We’ve already seen a first example of how one-size-fits-all can fall down: Markus has gotten some complaints because Aladin positional searches for images started yielding numerous hits for DASCH “meteor” plates, which are shallow, low-resolution images covering absolutely huge areas of the sky — dozens of degrees on a side, if I recall correctly. Not only do such large images cause problems for the Aladin UI, which was probably designed for images more like arcminutes on a side, but they’re also unlikely to be useful scientifically for most users either. Some of these plates were made with “telescopes” that consisted of literally three-inch camera lenses, and they have horrible vignetting, in addition to their terrible depth, resolution, and cosmetic defects. It may be true that if you pick any point in the northern-hemisphere sky, you’ll find that hundreds of DASCH meteor plates overlap it; but there are probably only a handful of people in the world who will ever want to look at them. We’ll probably restrict the default DASCH VO database to only include the narrow-field plates, which are more likely to be useful.

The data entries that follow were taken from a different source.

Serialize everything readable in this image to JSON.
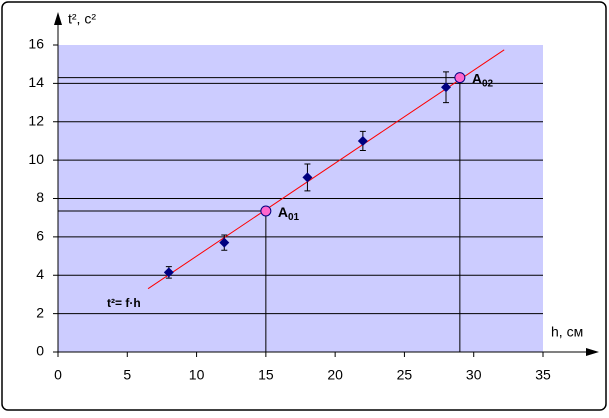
{
  "chart_data": {
    "type": "scatter",
    "ylabel": "t², с²",
    "xlabel": "h, см",
    "formula": "t²= f·h",
    "xlim": [
      0,
      35
    ],
    "ylim": [
      0,
      16
    ],
    "xticks": [
      0,
      5,
      10,
      15,
      20,
      25,
      30,
      35
    ],
    "yticks": [
      0,
      2,
      4,
      6,
      8,
      10,
      12,
      14,
      16
    ],
    "grid": true,
    "background": "#ccccff",
    "series": [
      {
        "color": "#000080",
        "x": [
          8,
          12,
          18,
          22,
          28
        ],
        "values": [
          4.15,
          5.7,
          9.1,
          11.0,
          13.8
        ],
        "errors": [
          0.3,
          0.4,
          0.7,
          0.5,
          0.8
        ]
      }
    ],
    "trend": {
      "color": "#ff0000",
      "x": [
        6.5,
        32.2
      ],
      "values": [
        3.3,
        15.75
      ]
    },
    "points": [
      {
        "label": "A",
        "sub": "01",
        "x": 15,
        "y": 7.35,
        "color": "#ff66cc"
      },
      {
        "label": "A",
        "sub": "02",
        "x": 29,
        "y": 14.3,
        "color": "#ff66cc"
      }
    ]
  }
}
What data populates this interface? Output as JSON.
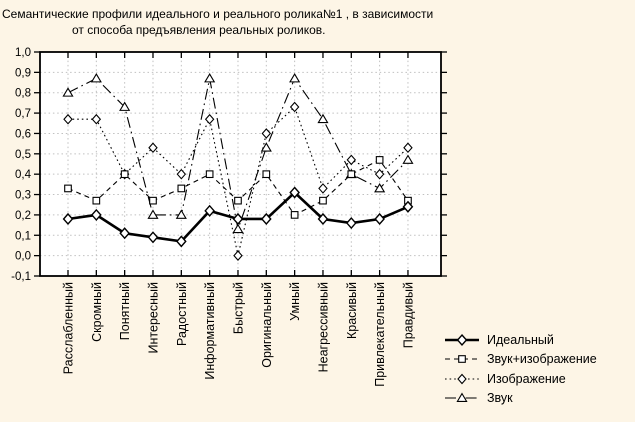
{
  "figure": {
    "background_color": "#FDF5E6",
    "plot_background_color": "#FFFFFF",
    "grid_color": "#C0C0C0",
    "axis_color": "#000000",
    "series_color": "#000000"
  },
  "chart_data": {
    "type": "line",
    "title_lines": [
      "Семантические профили идеального и реального ролика№1 , в зависимости",
      "от способа предъявления реальных роликов."
    ],
    "categories": [
      "Расслабленный",
      "Скромный",
      "Понятный",
      "Интересный",
      "Радостный",
      "Информативный",
      "Быстрый",
      "Оригинальный",
      "Умный",
      "Неагрессивный",
      "Красивый",
      "Привлекательный",
      "Правдивый"
    ],
    "xlabel": "",
    "ylabel": "",
    "ylim": [
      -0.1,
      1.0
    ],
    "ytick_step": 0.1,
    "ytick_labels": [
      "1,0",
      "0,9",
      "0,8",
      "0,7",
      "0,6",
      "0,5",
      "0,4",
      "0,3",
      "0,2",
      "0,1",
      "0,0",
      "-0,1"
    ],
    "grid": "dotted horizontal and vertical",
    "legend_position": "bottom-right",
    "series": [
      {
        "name": "Идеальный",
        "marker": "diamond",
        "line_style": "solid-thick",
        "values": [
          0.18,
          0.2,
          0.11,
          0.09,
          0.07,
          0.22,
          0.18,
          0.18,
          0.31,
          0.18,
          0.16,
          0.18,
          0.24
        ]
      },
      {
        "name": "Звук+изображение",
        "marker": "square",
        "line_style": "dash",
        "values": [
          0.33,
          0.27,
          0.4,
          0.27,
          0.33,
          0.4,
          0.27,
          0.4,
          0.2,
          0.27,
          0.4,
          0.47,
          0.27
        ]
      },
      {
        "name": "Изображение",
        "marker": "diamond",
        "line_style": "dot",
        "values": [
          0.67,
          0.67,
          0.4,
          0.53,
          0.4,
          0.67,
          0.0,
          0.6,
          0.73,
          0.33,
          0.47,
          0.4,
          0.53
        ]
      },
      {
        "name": "Звук",
        "marker": "triangle",
        "line_style": "long-dash-dot",
        "values": [
          0.8,
          0.87,
          0.73,
          0.2,
          0.2,
          0.87,
          0.13,
          0.53,
          0.87,
          0.67,
          0.4,
          0.33,
          0.47
        ]
      }
    ]
  }
}
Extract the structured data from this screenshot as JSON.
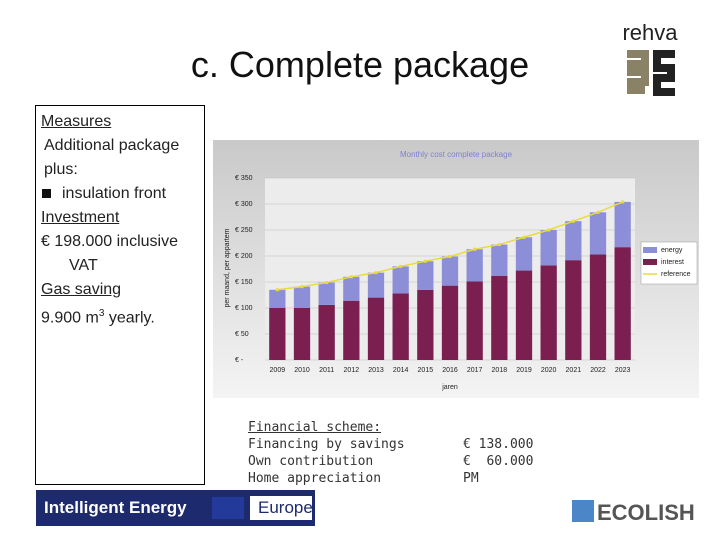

I think this issue nicely demonstrates the kind of challenges that arise when you take on a mission like that of the VO. The meteor plates can be perfectly well-described in the ObsCore format, and the query results being returned by Aladin are presumably perfectly correct — but it turns out when someone says that they want to see “all available data”, they really mean “all available data, but, like, obviously not including that”. Note that while there are technical elements to this problem, it’s not purely technical — it’s got design elements and potentially political ones as well. (What if I angrily insisted to Markus that every DASCH plate should turn up in every image cone search that intersects it, even if that means swamping other results in hundreds of meteor plates?) And the more you optimize for the common “well obviously I didn’t want that” case, the more you run the risk of losing out on the serendipitous discovery that many people clearly hope that the VO will promote. It’s a tricky balancing act!